Nous voyons donc aujourd'hui ce que faisaient ces tout premiers chrétiens, ces prédicateurs de la source Q, sillonnant la Galilée, proclamant que le Royaume est proche, et guérissant et exorcisant. Dans le fond, c'est purement et simplement ce qu'avait fait Jésus dans la première partie de son propre ministère, qui lui avait valu une popularité certaine, mais popularité qu'il avait ensuite perdue lorsqu'il avait tout arrêté après la multiplication des pains, lorsqu'il s'était rendu compte qu'il était en train de devenir à con corps défendant la figure de proue d'une insurrection populaire à dimensions essentiellement politiques. Ces tout premiers chrétiens vont donc, en quelque sorte, à la reconquête du marché. Il est généralement admis que des "signes" se sont effectivement produits par leur intermédiaire, comme il s'en était produit par l'intermédiaire de Jésus ; il y a eu des guérisons et autres libérations d'esprits impurs, et c'est ce qui leur a donné un certain succès, eux aussi. Par contre, ils avaient appris la leçon de la fin de l'histoire telle qu'elle s'était produite pour Jésus, il n'a pas été question pour eux de se rassembler à plusieurs milliers pour marcher sur Jérusalem et faire sauter le sanhédrin ! et c'est ce qui les a menés à, peu à peu, s'organiser en "parti" au sein du judaïsme, un parti similaire à de nombreux autres "partis" (sadducéens, pharisiens, ...).

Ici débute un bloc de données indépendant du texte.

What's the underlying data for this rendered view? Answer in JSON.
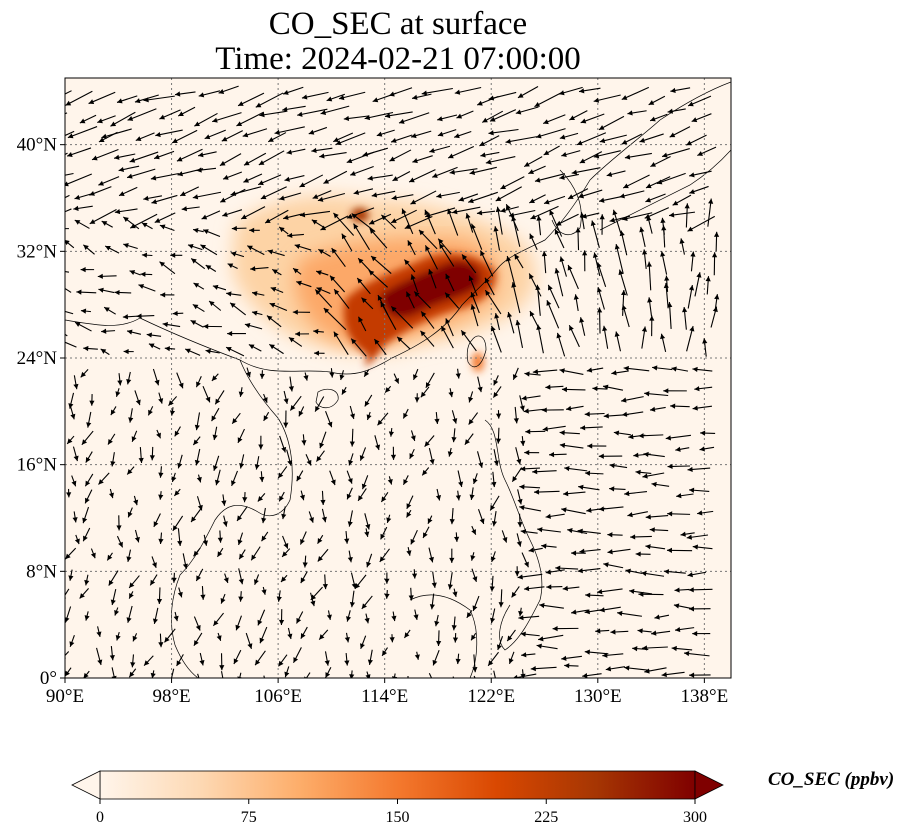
{
  "title_line1": "CO_SEC at surface",
  "title_line2": "Time: 2024-02-21 07:00:00",
  "map": {
    "extent": {
      "lon_min": 90,
      "lon_max": 140,
      "lat_min": 0,
      "lat_max": 45
    },
    "x_ticks": [
      {
        "lon": 90,
        "label": "90°E"
      },
      {
        "lon": 98,
        "label": "98°E"
      },
      {
        "lon": 106,
        "label": "106°E"
      },
      {
        "lon": 114,
        "label": "114°E"
      },
      {
        "lon": 122,
        "label": "122°E"
      },
      {
        "lon": 130,
        "label": "130°E"
      },
      {
        "lon": 138,
        "label": "138°E"
      }
    ],
    "y_ticks": [
      {
        "lat": 0,
        "label": "0°"
      },
      {
        "lat": 8,
        "label": "8°N"
      },
      {
        "lat": 16,
        "label": "16°N"
      },
      {
        "lat": 24,
        "label": "24°N"
      },
      {
        "lat": 32,
        "label": "32°N"
      },
      {
        "lat": 40,
        "label": "40°N"
      }
    ],
    "gridlines": true,
    "background_color": "#fff5eb",
    "vector_color": "#000000"
  },
  "colorbar": {
    "label": "CO_SEC (ppbv)",
    "ticks": [
      0,
      75,
      150,
      225,
      300
    ],
    "extend": "both",
    "colors": [
      "#fff5eb",
      "#fdd9b4",
      "#fdae6b",
      "#f4792e",
      "#d94801",
      "#a63603",
      "#7f0000"
    ]
  }
}
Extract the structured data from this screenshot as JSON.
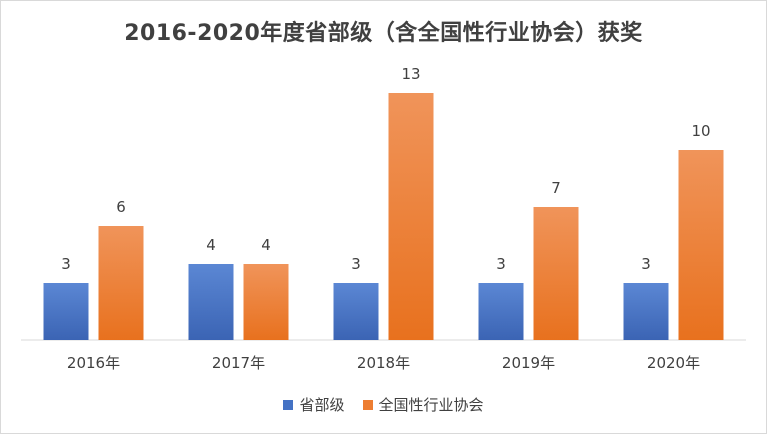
{
  "chart_data": {
    "type": "bar",
    "title": "2016-2020年度省部级（含全国性行业协会）获奖",
    "categories": [
      "2016年",
      "2017年",
      "2018年",
      "2019年",
      "2020年"
    ],
    "series": [
      {
        "name": "省部级",
        "values": [
          3,
          4,
          3,
          3,
          3
        ],
        "color": "#4472c4"
      },
      {
        "name": "全国性行业协会",
        "values": [
          6,
          4,
          13,
          7,
          10
        ],
        "color": "#ed7d31"
      }
    ],
    "ylim": [
      0,
      13
    ],
    "grid": false,
    "legend": "bottom"
  }
}
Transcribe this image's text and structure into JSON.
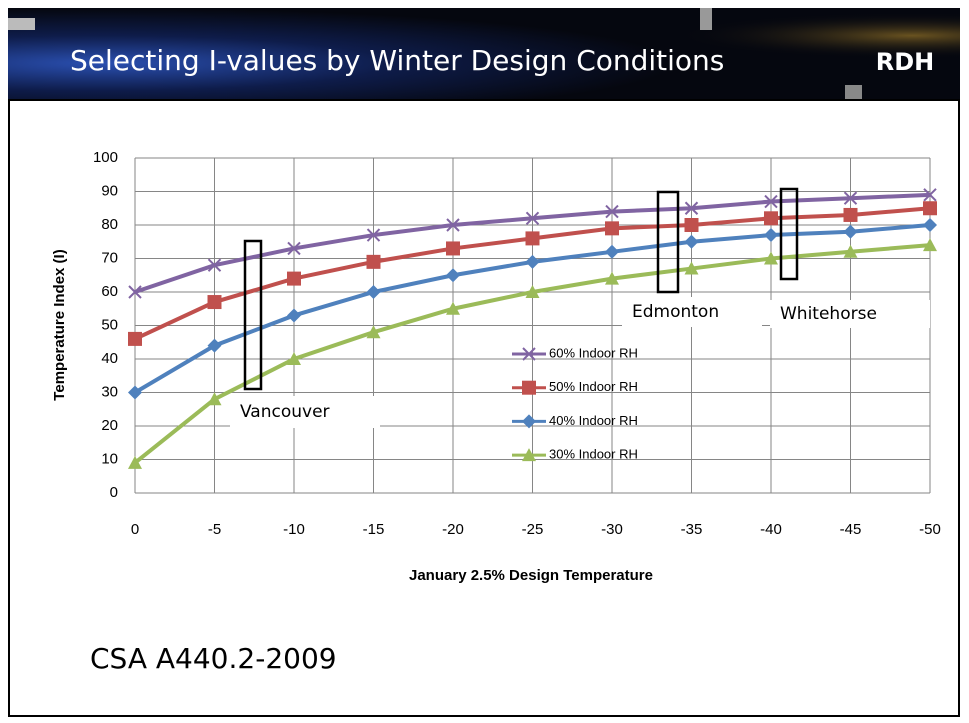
{
  "title": "Selecting I-values by Winter Design Conditions",
  "logo": "RDH",
  "footer": "CSA A440.2-2009",
  "chart_data": {
    "type": "line",
    "xlabel": "January 2.5% Design Temperature",
    "ylabel": "Temperature Index (I)",
    "x": [
      0,
      -5,
      -10,
      -15,
      -20,
      -25,
      -30,
      -35,
      -40,
      -45,
      -50
    ],
    "xlim": [
      0,
      -50
    ],
    "xticks": [
      0,
      -5,
      -10,
      -15,
      -20,
      -25,
      -30,
      -35,
      -40,
      -45,
      -50
    ],
    "ylim": [
      0,
      100
    ],
    "yticks": [
      0,
      10,
      20,
      30,
      40,
      50,
      60,
      70,
      80,
      90,
      100
    ],
    "grid": true,
    "series": [
      {
        "name": "60% Indoor RH",
        "color": "#8064a2",
        "marker": "x",
        "values": [
          60,
          68,
          73,
          77,
          80,
          82,
          84,
          85,
          87,
          88,
          89
        ]
      },
      {
        "name": "50% Indoor RH",
        "color": "#c0504d",
        "marker": "square",
        "values": [
          46,
          57,
          64,
          69,
          73,
          76,
          79,
          80,
          82,
          83,
          85
        ]
      },
      {
        "name": "40% Indoor RH",
        "color": "#4f81bd",
        "marker": "diamond",
        "values": [
          30,
          44,
          53,
          60,
          65,
          69,
          72,
          75,
          77,
          78,
          80
        ]
      },
      {
        "name": "30% Indoor RH",
        "color": "#9bbb59",
        "marker": "triangle",
        "values": [
          9,
          28,
          40,
          48,
          55,
          60,
          64,
          67,
          70,
          72,
          74
        ]
      }
    ],
    "annotations": [
      "Vancouver",
      "Edmonton",
      "Whitehorse"
    ]
  }
}
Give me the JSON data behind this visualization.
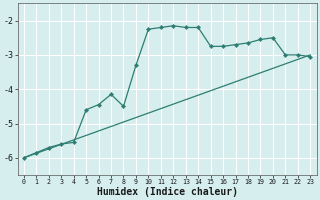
{
  "xlabel": "Humidex (Indice chaleur)",
  "bg_color": "#d6eeee",
  "line_color": "#2e7d72",
  "grid_color": "#b8d8d8",
  "xlim": [
    -0.5,
    23.5
  ],
  "ylim": [
    -6.5,
    -1.5
  ],
  "yticks": [
    -6,
    -5,
    -4,
    -3,
    -2
  ],
  "xticks": [
    0,
    1,
    2,
    3,
    4,
    5,
    6,
    7,
    8,
    9,
    10,
    11,
    12,
    13,
    14,
    15,
    16,
    17,
    18,
    19,
    20,
    21,
    22,
    23
  ],
  "line1_x": [
    0,
    1,
    2,
    3,
    4,
    5,
    6,
    7,
    8,
    9,
    10,
    11,
    12,
    13,
    14,
    15,
    16,
    17,
    18,
    19,
    20,
    21,
    22,
    23
  ],
  "line2_x": [
    0,
    1,
    2,
    3,
    4,
    5,
    6,
    7,
    8,
    9,
    10,
    11,
    12,
    13,
    14,
    15,
    16,
    17,
    18,
    19,
    20,
    21,
    22,
    23
  ],
  "line2_y": [
    -6.0,
    -5.85,
    -5.7,
    -5.6,
    -5.55,
    -4.6,
    -4.45,
    -4.15,
    -4.5,
    -3.3,
    -2.25,
    -2.2,
    -2.15,
    -2.2,
    -2.2,
    -2.75,
    -2.75,
    -2.7,
    -2.65,
    -2.55,
    -2.5,
    -3.0,
    -3.0,
    -3.05
  ]
}
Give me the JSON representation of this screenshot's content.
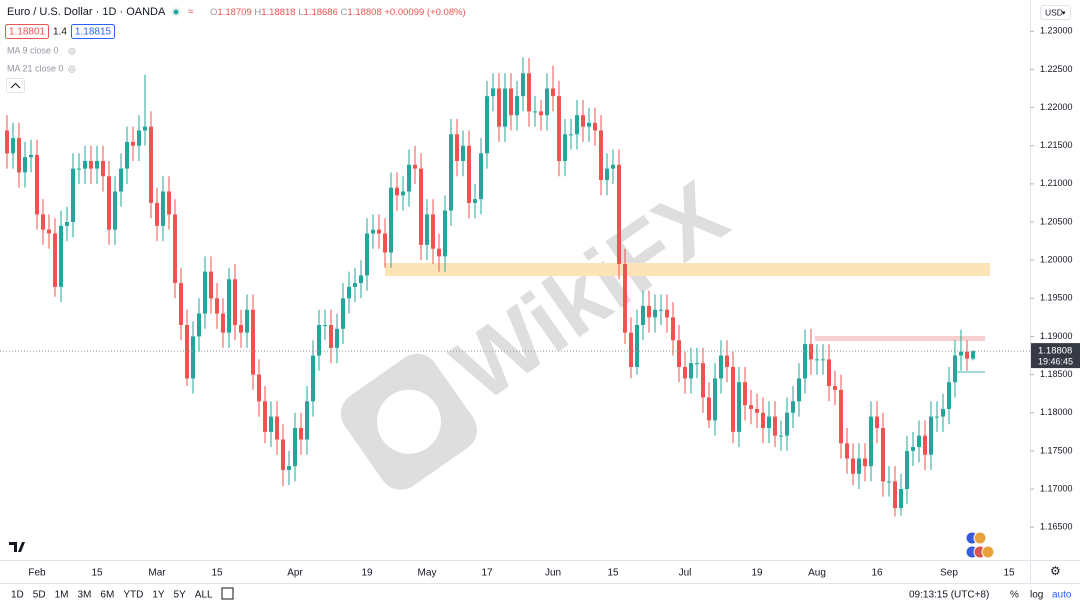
{
  "chart_data": {
    "type": "candlestick",
    "up_color": "#26a69a",
    "down_color": "#ef5350",
    "grid": false,
    "ylim": [
      1.1607,
      1.2341
    ],
    "yticks": [
      {
        "value": 1.23,
        "label": "1.23000"
      },
      {
        "value": 1.225,
        "label": "1.22500"
      },
      {
        "value": 1.22,
        "label": "1.22000"
      },
      {
        "value": 1.215,
        "label": "1.21500"
      },
      {
        "value": 1.21,
        "label": "1.21000"
      },
      {
        "value": 1.205,
        "label": "1.20500"
      },
      {
        "value": 1.2,
        "label": "1.20000"
      },
      {
        "value": 1.195,
        "label": "1.19500"
      },
      {
        "value": 1.19,
        "label": "1.19000"
      },
      {
        "value": 1.185,
        "label": "1.18500"
      },
      {
        "value": 1.18,
        "label": "1.18000"
      },
      {
        "value": 1.175,
        "label": "1.17500"
      },
      {
        "value": 1.17,
        "label": "1.17000"
      },
      {
        "value": 1.165,
        "label": "1.16500"
      }
    ],
    "categories": [
      null,
      null,
      null,
      null,
      null,
      "Feb",
      null,
      null,
      null,
      null,
      null,
      null,
      null,
      null,
      null,
      "15",
      null,
      null,
      null,
      null,
      null,
      null,
      null,
      null,
      null,
      "Mar",
      null,
      null,
      null,
      null,
      null,
      null,
      null,
      null,
      null,
      "15",
      null,
      null,
      null,
      null,
      null,
      null,
      null,
      null,
      null,
      null,
      null,
      null,
      "Apr",
      null,
      null,
      null,
      null,
      null,
      null,
      null,
      null,
      null,
      null,
      null,
      "19",
      null,
      null,
      null,
      null,
      null,
      null,
      null,
      null,
      null,
      "May",
      null,
      null,
      null,
      null,
      null,
      null,
      null,
      null,
      null,
      "17",
      null,
      null,
      null,
      null,
      null,
      null,
      null,
      null,
      null,
      null,
      "Jun",
      null,
      null,
      null,
      null,
      null,
      null,
      null,
      null,
      null,
      "15",
      null,
      null,
      null,
      null,
      null,
      null,
      null,
      null,
      null,
      null,
      null,
      "Jul",
      null,
      null,
      null,
      null,
      null,
      null,
      null,
      null,
      null,
      null,
      null,
      "19",
      null,
      null,
      null,
      null,
      null,
      null,
      null,
      null,
      null,
      "Aug",
      null,
      null,
      null,
      null,
      null,
      null,
      null,
      null,
      null,
      "16",
      null,
      null,
      null,
      null,
      null,
      null,
      null,
      null,
      null,
      null,
      null,
      "Sep",
      null,
      null,
      null,
      null,
      null,
      null,
      null,
      null,
      null,
      "15"
    ],
    "open": [
      1.217,
      1.214,
      1.216,
      1.2115,
      1.2135,
      1.2138,
      1.206,
      1.204,
      1.2035,
      1.1965,
      1.2045,
      1.205,
      1.212,
      1.212,
      1.213,
      1.212,
      1.213,
      1.211,
      1.204,
      1.209,
      1.212,
      1.2155,
      1.215,
      1.217,
      1.2175,
      1.2075,
      1.2045,
      1.209,
      1.206,
      1.197,
      1.1915,
      1.1845,
      1.19,
      1.193,
      1.1985,
      1.195,
      1.193,
      1.1905,
      1.1975,
      1.1915,
      1.1905,
      1.1935,
      1.185,
      1.1815,
      1.1775,
      1.1795,
      1.1765,
      1.1725,
      1.173,
      1.178,
      1.1765,
      1.1815,
      1.1875,
      1.1915,
      1.1915,
      1.1885,
      1.191,
      1.195,
      1.1965,
      1.197,
      1.198,
      1.2035,
      1.204,
      1.2035,
      1.201,
      1.2095,
      1.2085,
      1.209,
      1.2125,
      1.212,
      1.202,
      1.206,
      1.2015,
      1.2005,
      1.2065,
      1.2165,
      1.213,
      1.215,
      1.2075,
      1.208,
      1.214,
      1.2215,
      1.2225,
      1.2175,
      1.2225,
      1.219,
      1.2215,
      1.2245,
      1.2195,
      1.2195,
      1.219,
      1.2225,
      1.2215,
      1.213,
      1.2165,
      1.2165,
      1.219,
      1.2175,
      1.218,
      1.217,
      1.2105,
      1.212,
      1.2125,
      1.1995,
      1.1905,
      1.186,
      1.1915,
      1.194,
      1.1925,
      1.1935,
      1.1935,
      1.1925,
      1.1895,
      1.186,
      1.1845,
      1.1865,
      1.1865,
      1.182,
      1.179,
      1.1845,
      1.1875,
      1.186,
      1.1775,
      1.184,
      1.181,
      1.1805,
      1.18,
      1.178,
      1.1795,
      1.177,
      1.177,
      1.18,
      1.1815,
      1.1845,
      1.189,
      1.187,
      1.187,
      1.187,
      1.1835,
      1.183,
      1.176,
      1.174,
      1.172,
      1.174,
      1.173,
      1.1795,
      1.178,
      1.171,
      1.171,
      1.1675,
      1.17,
      1.175,
      1.1755,
      1.177,
      1.1745,
      1.1795,
      1.1795,
      1.1805,
      1.184,
      1.1875,
      1.188,
      1.18709,
      null,
      null,
      null,
      null,
      null,
      null
    ],
    "high": [
      1.219,
      1.218,
      1.218,
      1.2155,
      1.2158,
      1.2158,
      1.208,
      1.206,
      1.2055,
      1.2065,
      1.207,
      1.214,
      1.214,
      1.215,
      1.215,
      1.215,
      1.215,
      1.213,
      1.211,
      1.214,
      1.2175,
      1.2175,
      1.219,
      1.2243,
      1.2195,
      1.2095,
      1.211,
      1.211,
      1.208,
      1.199,
      1.1935,
      1.192,
      1.195,
      1.2005,
      1.2005,
      1.197,
      1.195,
      1.199,
      1.1995,
      1.1935,
      1.1955,
      1.1955,
      1.187,
      1.1835,
      1.1815,
      1.1815,
      1.1785,
      1.175,
      1.18,
      1.18,
      1.1835,
      1.1895,
      1.1935,
      1.1935,
      1.1935,
      1.193,
      1.197,
      1.1985,
      1.199,
      1.2,
      1.2055,
      1.206,
      1.206,
      1.2055,
      1.2115,
      1.2115,
      1.211,
      1.2145,
      1.215,
      1.214,
      1.208,
      1.208,
      1.2035,
      1.2085,
      1.2185,
      1.2185,
      1.217,
      1.217,
      1.21,
      1.216,
      1.2235,
      1.2245,
      1.2245,
      1.2245,
      1.2245,
      1.2235,
      1.2266,
      1.2265,
      1.2215,
      1.221,
      1.2245,
      1.2255,
      1.2235,
      1.2185,
      1.2185,
      1.221,
      1.221,
      1.22,
      1.22,
      1.219,
      1.214,
      1.2145,
      1.2145,
      1.2015,
      1.1925,
      1.1935,
      1.196,
      1.196,
      1.1955,
      1.1955,
      1.1955,
      1.1945,
      1.1915,
      1.188,
      1.1885,
      1.1885,
      1.1885,
      1.184,
      1.1865,
      1.1895,
      1.1895,
      1.188,
      1.186,
      1.186,
      1.183,
      1.1825,
      1.182,
      1.1815,
      1.1815,
      1.179,
      1.182,
      1.1835,
      1.1865,
      1.1909,
      1.191,
      1.189,
      1.189,
      1.189,
      1.1855,
      1.185,
      1.178,
      1.176,
      1.176,
      1.176,
      1.1815,
      1.1815,
      1.18,
      1.173,
      1.173,
      1.172,
      1.177,
      1.1775,
      1.179,
      1.179,
      1.1815,
      1.1815,
      1.1825,
      1.186,
      1.1895,
      1.1909,
      1.1895,
      1.18818,
      null,
      null,
      null,
      null,
      null,
      null
    ],
    "low": [
      1.212,
      1.212,
      1.2095,
      1.2095,
      1.2115,
      1.204,
      1.202,
      1.2015,
      1.1952,
      1.1945,
      1.2025,
      1.203,
      1.21,
      1.21,
      1.21,
      1.21,
      1.209,
      1.202,
      1.202,
      1.207,
      1.21,
      1.213,
      1.213,
      1.215,
      1.2055,
      1.2025,
      1.2025,
      1.204,
      1.195,
      1.1895,
      1.1835,
      1.1825,
      1.188,
      1.191,
      1.193,
      1.191,
      1.1885,
      1.1885,
      1.1895,
      1.1885,
      1.1885,
      1.183,
      1.1795,
      1.176,
      1.1755,
      1.1745,
      1.1704,
      1.1705,
      1.171,
      1.1745,
      1.1745,
      1.1795,
      1.1855,
      1.1895,
      1.1865,
      1.1865,
      1.189,
      1.193,
      1.1945,
      1.195,
      1.196,
      1.2015,
      1.2015,
      1.199,
      1.199,
      1.2065,
      1.2065,
      1.207,
      1.21,
      1.2,
      1.2,
      1.1995,
      1.1985,
      1.1985,
      1.2045,
      1.211,
      1.211,
      1.2055,
      1.2055,
      1.206,
      1.212,
      1.2195,
      1.2155,
      1.2155,
      1.217,
      1.217,
      1.2195,
      1.2175,
      1.2175,
      1.217,
      1.217,
      1.2195,
      1.211,
      1.211,
      1.2145,
      1.2145,
      1.2155,
      1.2155,
      1.215,
      1.2085,
      1.2085,
      1.21,
      1.1975,
      1.189,
      1.1845,
      1.185,
      1.1895,
      1.1905,
      1.1905,
      1.1915,
      1.1905,
      1.1875,
      1.184,
      1.1825,
      1.1825,
      1.1845,
      1.18,
      1.178,
      1.177,
      1.1825,
      1.184,
      1.176,
      1.1755,
      1.179,
      1.1785,
      1.178,
      1.176,
      1.176,
      1.1755,
      1.175,
      1.175,
      1.178,
      1.1795,
      1.1825,
      1.185,
      1.185,
      1.185,
      1.1815,
      1.181,
      1.174,
      1.172,
      1.1705,
      1.17,
      1.171,
      1.171,
      1.176,
      1.169,
      1.169,
      1.1664,
      1.1665,
      1.168,
      1.173,
      1.1735,
      1.1725,
      1.1725,
      1.1775,
      1.1775,
      1.1785,
      1.182,
      1.1855,
      1.1855,
      1.18686,
      null,
      null,
      null,
      null,
      null,
      null
    ],
    "close": [
      1.214,
      1.216,
      1.2115,
      1.2135,
      1.2138,
      1.206,
      1.204,
      1.2035,
      1.1965,
      1.2045,
      1.205,
      1.212,
      1.212,
      1.213,
      1.212,
      1.213,
      1.211,
      1.204,
      1.209,
      1.212,
      1.2155,
      1.215,
      1.217,
      1.2175,
      1.2075,
      1.2045,
      1.209,
      1.206,
      1.197,
      1.1915,
      1.1845,
      1.19,
      1.193,
      1.1985,
      1.195,
      1.193,
      1.1905,
      1.1975,
      1.1915,
      1.1905,
      1.1935,
      1.185,
      1.1815,
      1.1775,
      1.1795,
      1.1765,
      1.1725,
      1.173,
      1.178,
      1.1765,
      1.1815,
      1.1875,
      1.1915,
      1.1915,
      1.1885,
      1.191,
      1.195,
      1.1965,
      1.197,
      1.198,
      1.2035,
      1.204,
      1.2035,
      1.201,
      1.2095,
      1.2085,
      1.209,
      1.2125,
      1.212,
      1.202,
      1.206,
      1.2015,
      1.2005,
      1.2065,
      1.2165,
      1.213,
      1.215,
      1.2075,
      1.208,
      1.214,
      1.2215,
      1.2225,
      1.2175,
      1.2225,
      1.219,
      1.2215,
      1.2245,
      1.2195,
      1.2195,
      1.219,
      1.2225,
      1.2215,
      1.213,
      1.2165,
      1.2165,
      1.219,
      1.2175,
      1.218,
      1.217,
      1.2105,
      1.212,
      1.2125,
      1.1995,
      1.1905,
      1.186,
      1.1915,
      1.194,
      1.1925,
      1.1935,
      1.1935,
      1.1925,
      1.1895,
      1.186,
      1.1845,
      1.1865,
      1.1865,
      1.182,
      1.179,
      1.1845,
      1.1875,
      1.186,
      1.1775,
      1.184,
      1.181,
      1.1805,
      1.18,
      1.178,
      1.1795,
      1.177,
      1.177,
      1.18,
      1.1815,
      1.1845,
      1.189,
      1.187,
      1.187,
      1.187,
      1.1835,
      1.183,
      1.176,
      1.174,
      1.172,
      1.174,
      1.173,
      1.1795,
      1.178,
      1.171,
      1.171,
      1.1675,
      1.17,
      1.175,
      1.1755,
      1.177,
      1.1745,
      1.1795,
      1.1795,
      1.1805,
      1.184,
      1.1875,
      1.188,
      1.18709,
      1.18808,
      null,
      null,
      null,
      null,
      null,
      null
    ]
  },
  "header": {
    "symbol": "Euro / U.S. Dollar · 1D · OANDA",
    "ohlc": [
      {
        "label": "O",
        "value": "1.18709"
      },
      {
        "label": "H",
        "value": "1.18818"
      },
      {
        "label": "L",
        "value": "1.18686"
      },
      {
        "label": "C",
        "value": "1.18808"
      }
    ],
    "change": "+0.00099 (+0.08%)",
    "bid": "1.18801",
    "spread": "1.4",
    "ask": "1.18815",
    "indicators": [
      "MA 9 close 0",
      "MA 21 close 0"
    ]
  },
  "currency": "USD",
  "price_tag": {
    "price": "1.18808",
    "countdown": "19:46:45"
  },
  "watermark": "WikiFX",
  "toolbar": {
    "ranges": [
      "1D",
      "5D",
      "1M",
      "3M",
      "6M",
      "YTD",
      "1Y",
      "5Y",
      "ALL"
    ],
    "clock": "09:13:15 (UTC+8)",
    "percent": "%",
    "log": "log",
    "auto": "auto"
  }
}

Telle est donc l'histoire "vraie" des débuts du judéo-christianisme : un parti, comme il y en a beaucoup d'autres à l'époque, qui gagne peu à peu en influence au sein de la population, sans faire vraiment trop de vagues. Il n'y a pas eu de persécutions immédiates, dès la mort de Jésus, de la part des autorités religieuses contre ce parti, pour la bonne raison que ce parti n'existait pas. À sa mort, il est vraisemblable que Jésus n'avait plus guère comme partisans que les "douze", c'est-à-dire en réalité un tout petit groupe, qui s'en est retourné la queue basse dans sa Galilée natale. La mort de Jésus était un point final à une aventure de toutes façons déjà moribonde, et la "résurgence" ne s'est faite que très progressivement. Le discours missionnaire nous parle de cette première période de croissance, tandis que le discours eschatologique, dont est issu la suite que nous verrons à partir de demain, nous parle de quelques décennies plus tard, quand le "parti de Jésus" est devenu plus important et commence alors, par le fait même, à devenir un ennemi (concurrent) gênant.